Gedung Putih menggunakan klip dari video game populer Call of Duty dalam postingan media sosial resmi tentang konflik yang sedang berlangsung dengan Iran. Langkah ini dilakukan hanya beberapa hari setelah AS terlibat langsung dalam konflik bersenjata di Timur Tengah, sehingga menimbulkan pertanyaan tentang bagaimana pesan militer modern berkembang.
Eskalasi dan Retorika Visual
Cuplikan dari Call of Duty: Modern Warfare III muncul dalam kompilasi gambar peperangan AS yang diposting di akun X resmi Gedung Putih. Secara khusus, klip tersebut menggambarkan animasi serangan nuklir, disertai dengan kalimat “Courtesy of the Red, White & Blue.” Pilihan ini mengejutkan mengingat laporan bahwa serangan baru-baru ini di Iran telah mengakibatkan kematian warga sipil, termasuk puluhan anak yang dilaporkan tewas dalam serangan terhadap sebuah sekolah di Minab. Penggunaan gambar video game untuk mewakili aksi militer di dunia nyata dapat membuat penonton tidak peka terhadap kebrutalan perang dan menjadikan kekerasan ekstrem sebagai hal yang normal.

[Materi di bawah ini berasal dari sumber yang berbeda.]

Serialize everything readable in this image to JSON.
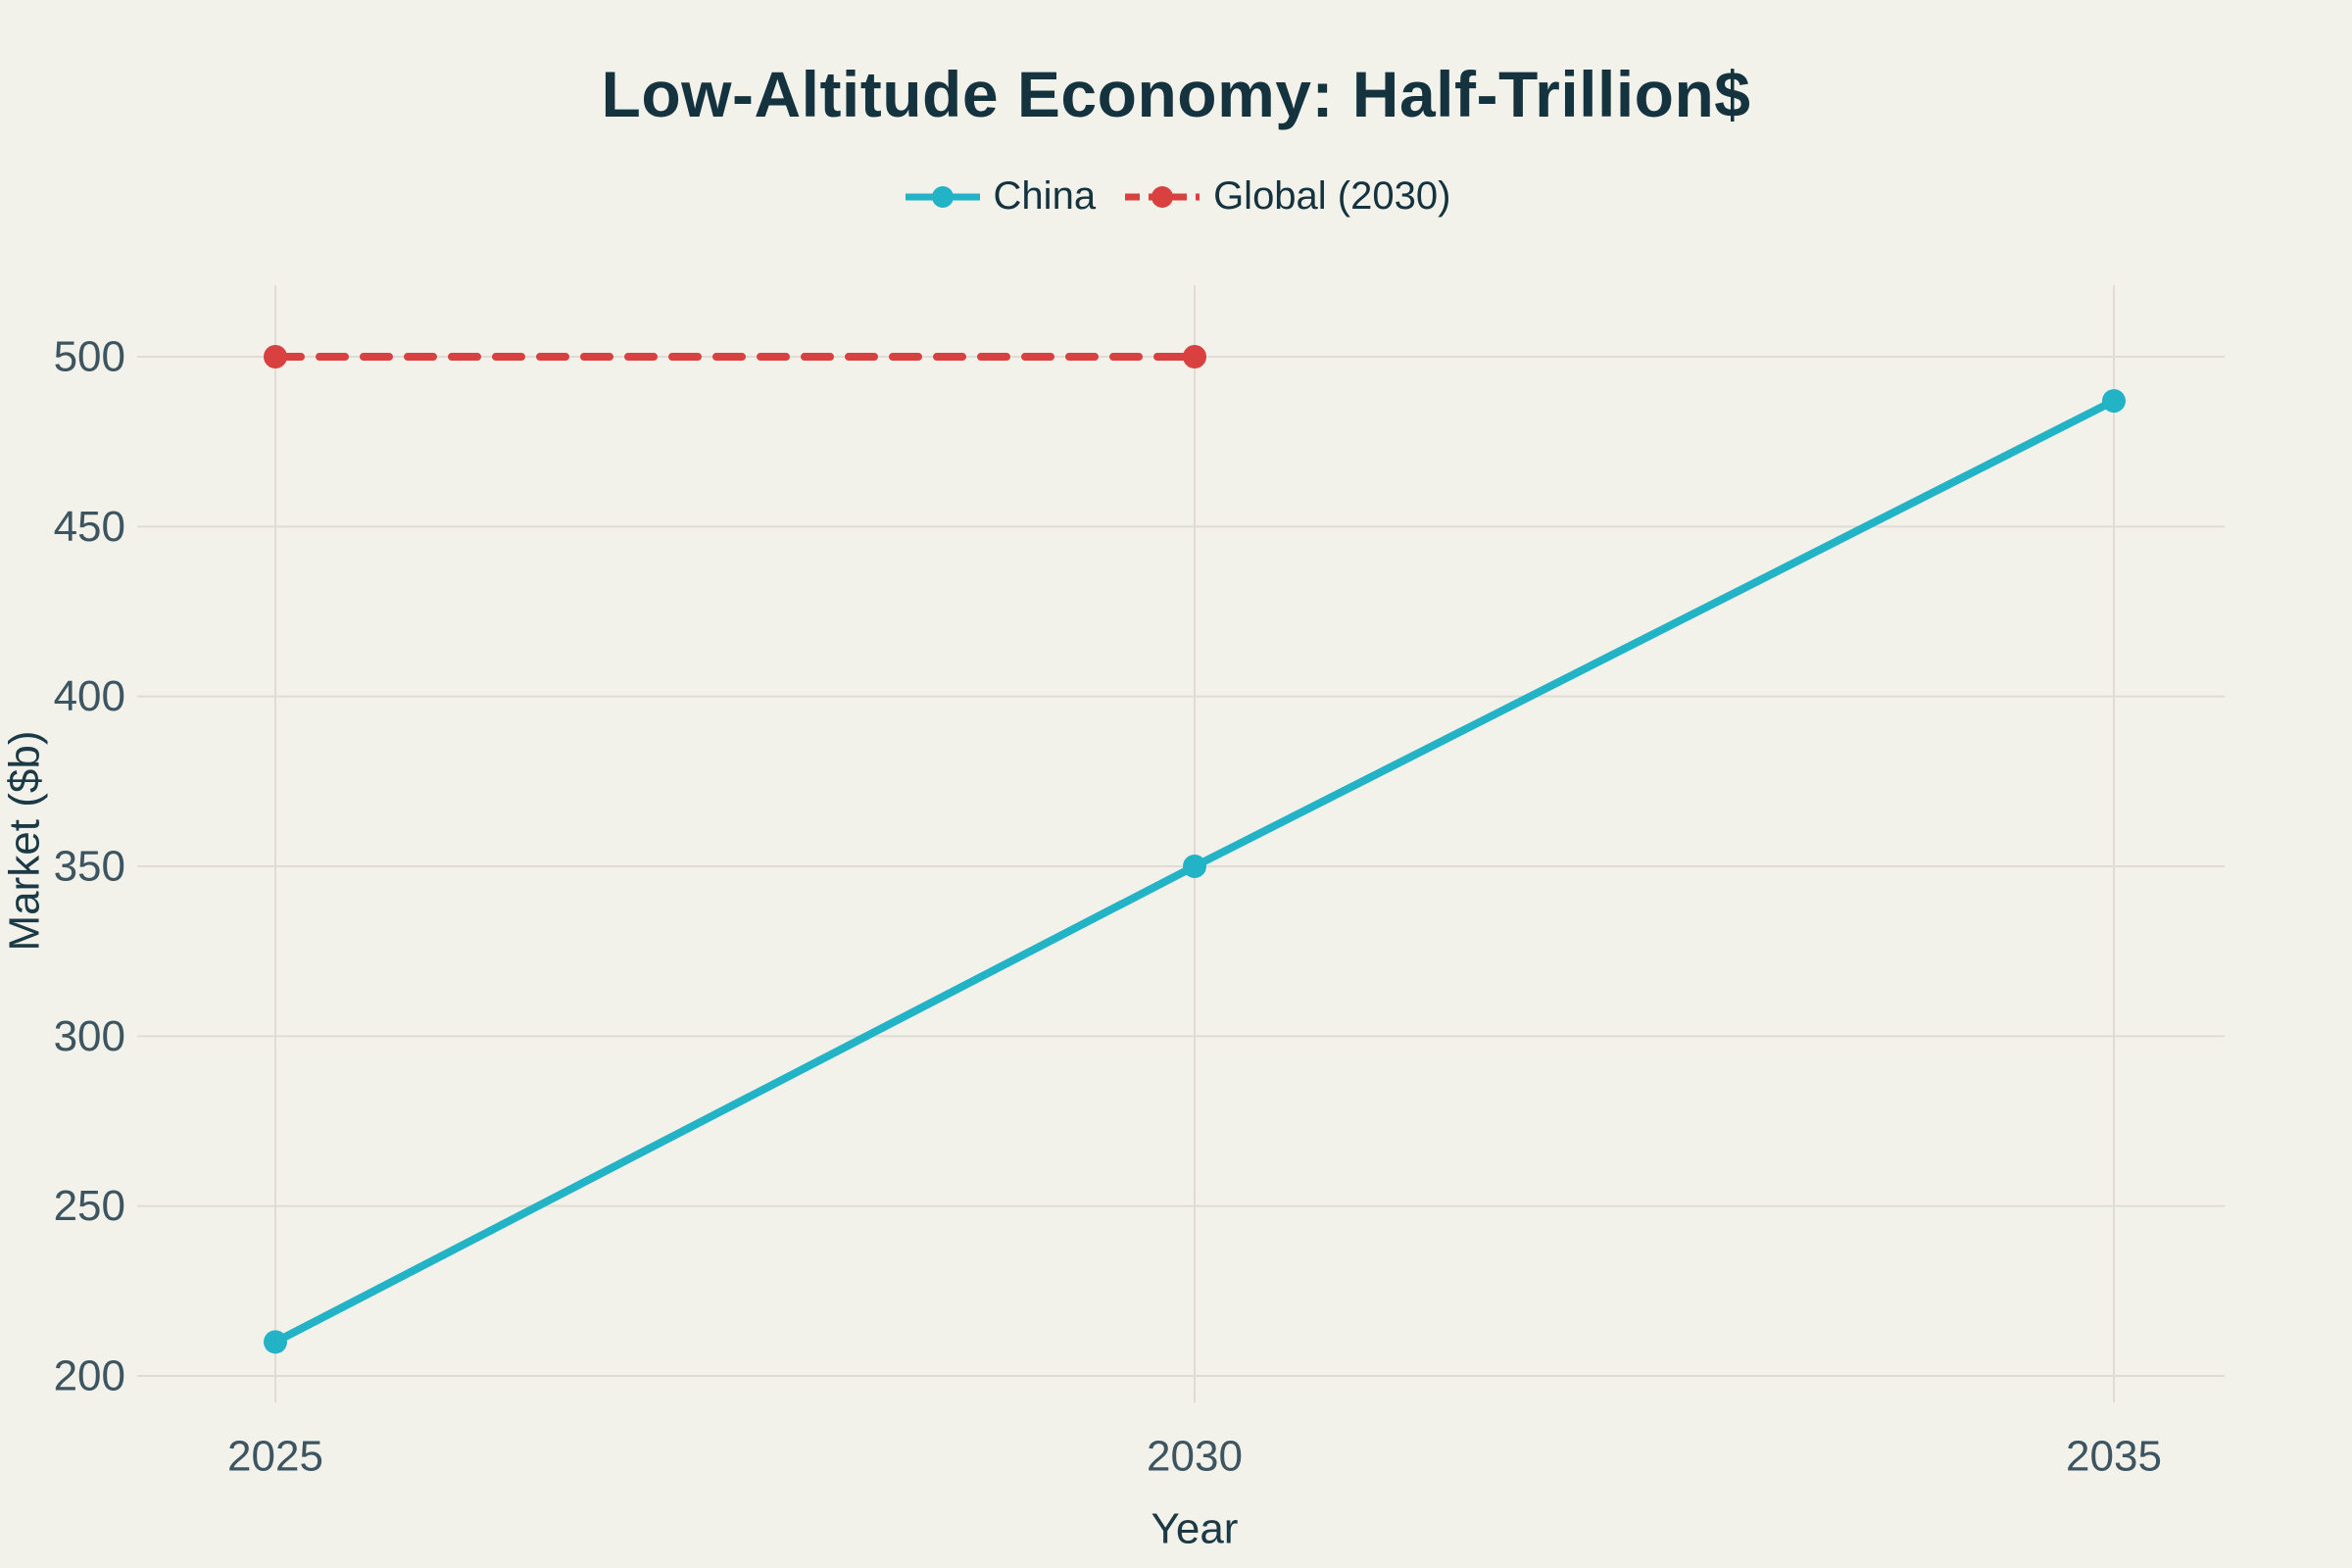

Kekhawatiran Industri dan Sejarah Propaganda
Chance Glasco, pengembang pendiri waralaba Call of Duty, mengungkapkan bahwa Activision sebelumnya menekan pengembang untuk membuat versi permainan yang berfokus pada serangan hipotetis Iran terhadap Israel. Pernyataan Glasco menggarisbawahi potensi media hiburan dijadikan senjata untuk tujuan politik. Ini bukan taktik baru: Departemen Keamanan Dalam Negeri pemerintahan Trump sebelumnya menggunakan gambar dari Halo di pos perekrutan, dan bahkan menggunakan kembali slogan Pokemon untuk mempromosikan operasi ICE, termasuk penggerebekan yang menyebabkan kematian warga AS.

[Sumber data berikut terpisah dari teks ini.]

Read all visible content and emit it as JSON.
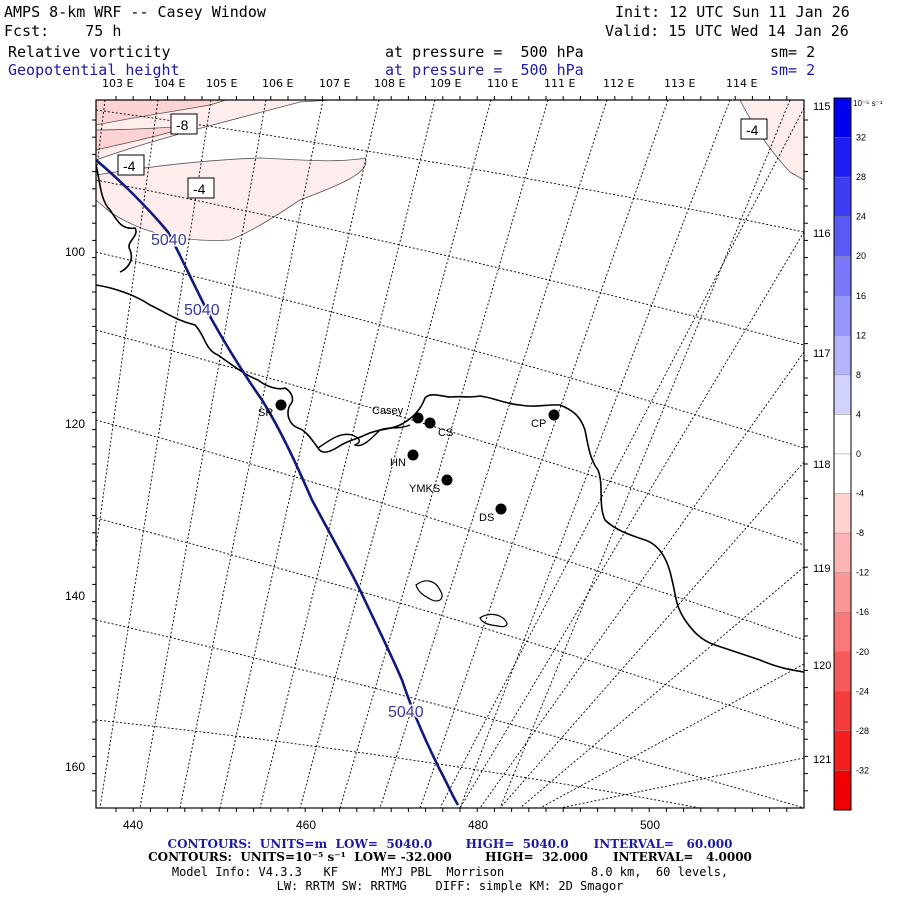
{
  "header": {
    "title": "AMPS 8-km WRF -- Casey Window",
    "init": "Init: 12 UTC Sun 11 Jan 26",
    "fcst": "Fcst:    75 h",
    "valid": "Valid: 15 UTC Wed 14 Jan 26",
    "field1": "Relative vorticity",
    "field1_level": "at pressure =  500 hPa",
    "field1_sm": "sm= 2",
    "field2": "Geopotential height",
    "field2_level": "at pressure =  500 hPa",
    "field2_sm": "sm= 2"
  },
  "top_lon_labels": [
    "103 E",
    "104 E",
    "105 E",
    "106 E",
    "107 E",
    "108 E",
    "109 E",
    "110 E",
    "111 E",
    "112 E",
    "113 E",
    "114 E"
  ],
  "right_lon_labels": [
    "115 E",
    "116 E",
    "117 E",
    "118 E",
    "119 E",
    "120 E",
    "121 E"
  ],
  "x_ticks": [
    "440",
    "460",
    "480",
    "500"
  ],
  "y_ticks": [
    "100",
    "120",
    "140",
    "160"
  ],
  "colorbar": {
    "unit": "10⁻⁵ s⁻¹",
    "labels": [
      "32",
      "28",
      "24",
      "20",
      "16",
      "12",
      "8",
      "4",
      "0",
      "-4",
      "-8",
      "-12",
      "-16",
      "-20",
      "-24",
      "-28",
      "-32"
    ],
    "colors": [
      "#0000f0",
      "#1e1ef3",
      "#3c3cf5",
      "#5a5af7",
      "#7878f9",
      "#9696fb",
      "#b4b4fd",
      "#d2d2fe",
      "#ffffff",
      "#ffffff",
      "#ffd2d2",
      "#fdb4b4",
      "#fb9696",
      "#f97878",
      "#f75a5a",
      "#f53c3c",
      "#f31e1e",
      "#f00000"
    ]
  },
  "contour_labels": {
    "height": [
      "5040",
      "5040",
      "5040"
    ],
    "vorticity": [
      "-8",
      "-4",
      "-4",
      "-4"
    ]
  },
  "stations": [
    {
      "name": "SR"
    },
    {
      "name": "Casey"
    },
    {
      "name": "CS"
    },
    {
      "name": "HN"
    },
    {
      "name": "YMKS"
    },
    {
      "name": "DS"
    },
    {
      "name": "CP"
    }
  ],
  "footer": {
    "line1": "CONTOURS:  UNITS=m  LOW=  5040.0        HIGH=  5040.0      INTERVAL=   60.000",
    "line2": "CONTOURS:  UNITS=10⁻⁵ s⁻¹  LOW= -32.000        HIGH=  32.000      INTERVAL=   4.0000",
    "line3": "Model Info: V4.3.3   KF      MYJ PBL  Morrison            8.0 km,  60 levels,",
    "line4": "LW: RRTM SW: RRTMG    DIFF: simple KM: 2D Smagor"
  },
  "colors": {
    "height_contour": "#0f1a7a",
    "height_label": "#3a3a9a",
    "coast": "#000000"
  }
}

Bangkitnya Misinformasi yang Dihasilkan AI
Penggunaan rekaman video game oleh Gedung Putih terjadi di tengah tren misinformasi yang lebih luas seputar konflik tersebut. Para peneliti menemukan bahwa gambar dan video yang dimanipulasi oleh AI menyebar dengan cepat di media sosial, membesar-besarkan atau menyesatkan pengguna tentang situasi di Iran. X telah menanggapinya dengan menangguhkan akun-akun yang memposting konten buatan AI tanpa label yang menggambarkan konflik bersenjata, namun penyebarannya terus berlanjut.

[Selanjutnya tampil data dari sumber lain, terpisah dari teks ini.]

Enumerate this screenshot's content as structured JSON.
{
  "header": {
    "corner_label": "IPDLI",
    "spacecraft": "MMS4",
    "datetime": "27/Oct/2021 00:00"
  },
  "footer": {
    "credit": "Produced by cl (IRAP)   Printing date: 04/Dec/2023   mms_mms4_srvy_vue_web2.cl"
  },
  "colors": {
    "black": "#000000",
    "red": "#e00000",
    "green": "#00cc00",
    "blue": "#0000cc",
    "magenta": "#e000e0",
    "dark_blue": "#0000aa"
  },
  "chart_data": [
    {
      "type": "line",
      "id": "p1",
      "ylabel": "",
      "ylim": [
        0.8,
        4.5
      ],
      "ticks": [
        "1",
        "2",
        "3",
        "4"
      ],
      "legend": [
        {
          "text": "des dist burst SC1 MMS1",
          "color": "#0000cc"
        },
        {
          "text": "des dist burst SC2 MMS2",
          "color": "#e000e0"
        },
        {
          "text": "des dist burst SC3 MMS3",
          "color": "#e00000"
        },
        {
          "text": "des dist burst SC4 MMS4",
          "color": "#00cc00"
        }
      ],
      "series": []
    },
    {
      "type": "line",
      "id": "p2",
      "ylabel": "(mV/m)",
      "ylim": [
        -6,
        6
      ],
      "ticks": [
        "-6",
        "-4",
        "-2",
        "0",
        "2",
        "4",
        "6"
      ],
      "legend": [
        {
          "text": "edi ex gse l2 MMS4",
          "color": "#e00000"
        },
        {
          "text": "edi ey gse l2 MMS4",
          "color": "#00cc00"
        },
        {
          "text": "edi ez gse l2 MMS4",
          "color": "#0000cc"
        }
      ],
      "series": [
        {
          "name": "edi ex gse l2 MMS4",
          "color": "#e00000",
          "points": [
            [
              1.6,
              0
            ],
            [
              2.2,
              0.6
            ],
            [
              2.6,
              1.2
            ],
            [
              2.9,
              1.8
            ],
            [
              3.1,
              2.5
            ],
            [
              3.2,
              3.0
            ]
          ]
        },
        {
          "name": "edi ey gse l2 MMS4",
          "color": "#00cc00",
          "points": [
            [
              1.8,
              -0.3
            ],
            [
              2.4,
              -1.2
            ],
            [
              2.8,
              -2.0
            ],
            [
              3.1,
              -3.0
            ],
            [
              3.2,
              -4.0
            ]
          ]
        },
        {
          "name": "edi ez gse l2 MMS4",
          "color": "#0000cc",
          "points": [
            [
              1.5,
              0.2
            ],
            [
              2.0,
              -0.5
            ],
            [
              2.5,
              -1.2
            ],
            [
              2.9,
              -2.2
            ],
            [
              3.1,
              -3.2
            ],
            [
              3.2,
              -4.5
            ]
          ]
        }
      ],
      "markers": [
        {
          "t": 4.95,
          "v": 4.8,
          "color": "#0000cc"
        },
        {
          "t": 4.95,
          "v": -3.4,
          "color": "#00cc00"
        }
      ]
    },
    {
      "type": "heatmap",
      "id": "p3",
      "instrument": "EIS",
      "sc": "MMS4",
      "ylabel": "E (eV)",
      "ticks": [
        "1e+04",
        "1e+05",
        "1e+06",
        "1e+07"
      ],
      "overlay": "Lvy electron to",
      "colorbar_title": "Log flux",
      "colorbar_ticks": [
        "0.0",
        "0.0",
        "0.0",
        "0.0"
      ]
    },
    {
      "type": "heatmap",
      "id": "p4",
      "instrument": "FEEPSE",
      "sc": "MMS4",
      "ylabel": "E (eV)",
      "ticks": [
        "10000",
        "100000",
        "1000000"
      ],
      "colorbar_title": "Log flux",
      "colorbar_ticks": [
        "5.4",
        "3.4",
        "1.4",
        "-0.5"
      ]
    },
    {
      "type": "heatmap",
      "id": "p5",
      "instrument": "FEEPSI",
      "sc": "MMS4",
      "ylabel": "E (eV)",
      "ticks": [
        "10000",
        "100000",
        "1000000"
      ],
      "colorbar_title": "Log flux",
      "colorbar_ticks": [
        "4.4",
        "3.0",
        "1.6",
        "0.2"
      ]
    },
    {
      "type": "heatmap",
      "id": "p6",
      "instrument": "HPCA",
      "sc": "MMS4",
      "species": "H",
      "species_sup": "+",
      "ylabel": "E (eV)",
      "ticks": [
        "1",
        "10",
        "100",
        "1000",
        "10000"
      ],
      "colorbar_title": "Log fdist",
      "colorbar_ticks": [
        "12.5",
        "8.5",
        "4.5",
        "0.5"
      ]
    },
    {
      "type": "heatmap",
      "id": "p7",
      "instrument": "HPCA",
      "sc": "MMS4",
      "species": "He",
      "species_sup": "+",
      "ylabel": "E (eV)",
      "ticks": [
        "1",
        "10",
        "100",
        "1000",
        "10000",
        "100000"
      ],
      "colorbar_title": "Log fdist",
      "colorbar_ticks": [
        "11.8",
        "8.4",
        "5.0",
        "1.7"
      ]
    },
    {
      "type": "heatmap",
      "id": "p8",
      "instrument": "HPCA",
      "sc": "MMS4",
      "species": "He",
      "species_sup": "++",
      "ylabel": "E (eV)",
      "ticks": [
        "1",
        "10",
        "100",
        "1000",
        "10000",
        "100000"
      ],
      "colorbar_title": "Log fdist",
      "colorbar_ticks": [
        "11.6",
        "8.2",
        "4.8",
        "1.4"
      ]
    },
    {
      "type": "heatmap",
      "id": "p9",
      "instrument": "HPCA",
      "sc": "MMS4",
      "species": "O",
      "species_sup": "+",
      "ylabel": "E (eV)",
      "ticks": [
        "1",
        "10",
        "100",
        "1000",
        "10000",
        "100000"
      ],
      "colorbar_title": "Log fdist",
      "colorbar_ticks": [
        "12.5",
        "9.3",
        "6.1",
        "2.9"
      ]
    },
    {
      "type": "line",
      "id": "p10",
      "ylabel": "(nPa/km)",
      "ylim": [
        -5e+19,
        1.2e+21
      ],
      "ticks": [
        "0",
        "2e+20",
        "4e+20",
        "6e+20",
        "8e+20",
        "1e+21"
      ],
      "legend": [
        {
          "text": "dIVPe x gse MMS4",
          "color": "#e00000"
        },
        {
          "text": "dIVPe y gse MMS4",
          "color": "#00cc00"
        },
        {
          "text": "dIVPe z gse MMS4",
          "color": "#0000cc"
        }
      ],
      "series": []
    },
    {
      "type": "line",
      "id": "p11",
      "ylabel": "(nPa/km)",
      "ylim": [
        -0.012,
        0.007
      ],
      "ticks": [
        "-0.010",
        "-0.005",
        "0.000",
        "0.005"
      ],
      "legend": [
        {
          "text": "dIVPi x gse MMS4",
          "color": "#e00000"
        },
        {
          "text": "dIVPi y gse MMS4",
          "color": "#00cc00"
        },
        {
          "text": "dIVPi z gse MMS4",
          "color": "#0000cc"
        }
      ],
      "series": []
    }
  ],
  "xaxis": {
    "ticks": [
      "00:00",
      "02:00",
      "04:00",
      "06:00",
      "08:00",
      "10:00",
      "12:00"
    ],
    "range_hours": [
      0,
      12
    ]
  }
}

Konvergensi peperangan di dunia nyata, gambar video game, dan konten yang dihasilkan AI menciptakan lingkungan informasi yang mudah berubah sehingga kebenaran semakin sulit untuk dilihat. Penggunaan media hiburan sebagai propaganda bukanlah suatu kebetulan: media ini berfungsi untuk menormalisasi kekerasan ekstrem, membuat masyarakat tidak peka, dan berpotensi membenarkan tindakan militer.
Langkah Gedung Putih ini menyoroti kaburnya garis antara hiburan dan kenyataan, yang menunjukkan bahwa peperangan modern akan semakin bergantung pada retorika visual untuk membentuk persepsi publik.